Cell 152
VA 2nd place Award Winner- Short Fiction
October 25, 2016
Cell 152
1978 was the greatest year of my life. All of my memories from that year are of crisp, clear, blue skies. They smell like an open field and gasoline. They feel like a light summer breeze, and the grease of that old Impala. Every time I inhale now, twelve years later, 1978 courses through me, into my blood. And every time, he is there.
My most prominent memory of him is what got me here today. The two of us went for a drive, late October in Bar Harbor, Maine. The leaves were a mosaic on the wind, and the air smelled of pumpkin and ginger. I could never forget that smell, or that scene, no matter how hard I tried.
He and I drove smoothly on the newly paved roads of Hancock County, that Impala purring with every shift of the gear. The top was down, and the car rode with us. It wasn’t merely carrying us, but was one of us. We zoomed carelessly around the town, singing along to whatever came onto that old, scratchy radio. Neither of us had any reason to be worried, any reason to believe that we would be forever changed in the moments to come.
He was driving that day. I wasn’t allowed to drive the Impala, he loved her too much. If anything was going to happen to her, it would be his fault, not mine. And it was. It was all his fault, everything.
I saw the little girl, and I tried to warn him. He wouldn’t respond, drunk on pure carelessness and adrenalin, he couldn’t hear me. He wouldn’t hear me. I clawed at him, cried to him, screamed. It was no use. The little girl died on impact, she must have. The car rocked, and he kept driving, the first bump in the smooth afternoon snapping him back to reality. He knew what he had done, and he had let it happen.
After the girl, there was silence. The radio could not tempt us, the smell could not please us, and the leaves, those marvelous leaves, could not distract us from what we had just done. The two of us sat in something that was more than quiet. It was a pool of regret, a dark chasm of “God save our souls,” the first of Marley’s chains that had ever found us, and we knew they would never let go. The Impala no longer sang its song of the road, and the drive home contained some of the worst moments I’ve ever lived.
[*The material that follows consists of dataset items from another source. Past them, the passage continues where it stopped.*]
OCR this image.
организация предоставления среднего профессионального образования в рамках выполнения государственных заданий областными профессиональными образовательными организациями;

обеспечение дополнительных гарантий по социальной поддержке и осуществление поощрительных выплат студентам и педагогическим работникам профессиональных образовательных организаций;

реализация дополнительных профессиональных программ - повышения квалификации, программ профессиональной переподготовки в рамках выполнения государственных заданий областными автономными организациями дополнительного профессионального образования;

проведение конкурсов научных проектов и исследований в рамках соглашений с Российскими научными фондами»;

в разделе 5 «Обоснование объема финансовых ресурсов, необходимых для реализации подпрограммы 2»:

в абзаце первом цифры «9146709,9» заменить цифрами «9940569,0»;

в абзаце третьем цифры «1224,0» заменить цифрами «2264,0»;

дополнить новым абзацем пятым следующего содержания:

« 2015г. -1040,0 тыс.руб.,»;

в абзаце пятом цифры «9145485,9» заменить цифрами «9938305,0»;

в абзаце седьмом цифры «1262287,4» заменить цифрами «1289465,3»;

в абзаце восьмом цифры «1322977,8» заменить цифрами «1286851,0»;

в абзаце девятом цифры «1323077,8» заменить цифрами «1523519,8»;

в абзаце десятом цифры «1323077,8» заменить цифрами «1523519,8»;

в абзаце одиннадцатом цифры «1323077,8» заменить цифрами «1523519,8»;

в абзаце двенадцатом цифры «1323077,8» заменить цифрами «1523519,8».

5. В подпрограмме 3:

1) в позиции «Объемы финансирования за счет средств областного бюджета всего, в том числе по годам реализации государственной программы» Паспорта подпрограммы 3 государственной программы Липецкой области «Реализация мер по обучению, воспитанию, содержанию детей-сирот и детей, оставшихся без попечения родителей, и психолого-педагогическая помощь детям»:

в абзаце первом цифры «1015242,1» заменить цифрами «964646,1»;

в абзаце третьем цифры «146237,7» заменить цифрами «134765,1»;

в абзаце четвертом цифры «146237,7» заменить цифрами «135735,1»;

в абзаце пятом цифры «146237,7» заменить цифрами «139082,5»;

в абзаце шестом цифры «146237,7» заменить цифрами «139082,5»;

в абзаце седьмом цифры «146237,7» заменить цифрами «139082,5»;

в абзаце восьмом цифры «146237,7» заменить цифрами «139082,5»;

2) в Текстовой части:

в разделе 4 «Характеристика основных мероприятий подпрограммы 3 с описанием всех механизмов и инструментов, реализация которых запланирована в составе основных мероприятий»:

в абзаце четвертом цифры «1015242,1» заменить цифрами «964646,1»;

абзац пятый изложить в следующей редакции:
To this day I have no idea why he didn’t turn around. Why he didn’t go back and take responsibility for what he’d done. If he had, maybe the police wouldn’t have shown up on our doorstep that night. Maybe neither of us would’ve gotten a life sentence for manslaughter during a hit and run. Maybe we wouldn’t have had to leave our families, our friends, and our dreams for the slab of gray cement that is Hancock County Jail.
I’ve gotten to know Cell 152 pretty well in these last twelve years. It never had much to hide, and I think that some nights it likes listening to me talk. Talking to these gray walls, these sad, confining walls. That’s probably how I’ve spent most of my last twelve years. I know I’m losing it, and honestly, I don’t really mind it anymore. It’s all his fault anyway. Out there, I forgave him, but these steel bars have beaten the truth into me. Now I see things for how they really are.
This time, let’s cut to the chase. It’s 1978. I’d just graduated from Mount Desert Island High School in Bar Harbor, a happy, complacent little town in Maine. Bar Harbor had never seen a dark day, a sad day, until I came around. I did alright in school, but it’s not like I was the valedictorian of our graduating class. I dragged through high school sporting Bs and Cs, constantly having teachers screech at me for not using the mind that I was blessed with.
That summer flew by, quicker than any other. At the end of the break, before we went to college, I was over at my friend’s house to drink. His parents weren’t home for some reason, something more important than their son leaving them for the rest of his life. We got caught up in some game, table tennis, I think it was, and the alcohol never came out. We were having a good time, trash talking, play fighting, and having our own miniature farewell party.
I left early, the weight and the stress of school gone for the warm summer months. I wanted to enjoy a trip in my Impala, my beloved car, before I went away to Colby College, where the campus is so small, you didn’t really need one. I stepped outside and inhaled the cool autumn air. It smelled like pumpkin and ginger. The leaves fell around me, into the thick, dewy grass, and the sun warmed my skin as I stood. It was the last true moment of peace in my life.
Bar Harbor was a blur around me, and I was loving the purr of my car, the chill of the breeze, everything. It was all perfect. Everything was perfect, until a little blonde girl chased after her toy into the middle of the road. I saw her, I heard her, I even smiled at her, but for some reason that I will never understand, I didn’t process her. My mind didn’t realize she was there, until it was too late.
I was behind the wheel that day. I know it, whether I admit it or not. I came here, to Hancock County Jail, alone and mortified of what I had done. But I was a different person then, wasn’t I? I’m better now, right? He isn’t here anymore, now it’s just me, the one who tried to help the girl, who tried to save her.
Just me, alone, from sunrise to sunset. But then night comes, and he returns. Every night he haunts me, and I know he loves it. Every night he lays with me as I fall asleep. Every night he is here. Every night, Cell 152 listens to me scream, and every night, I swear I can hear him chuckling.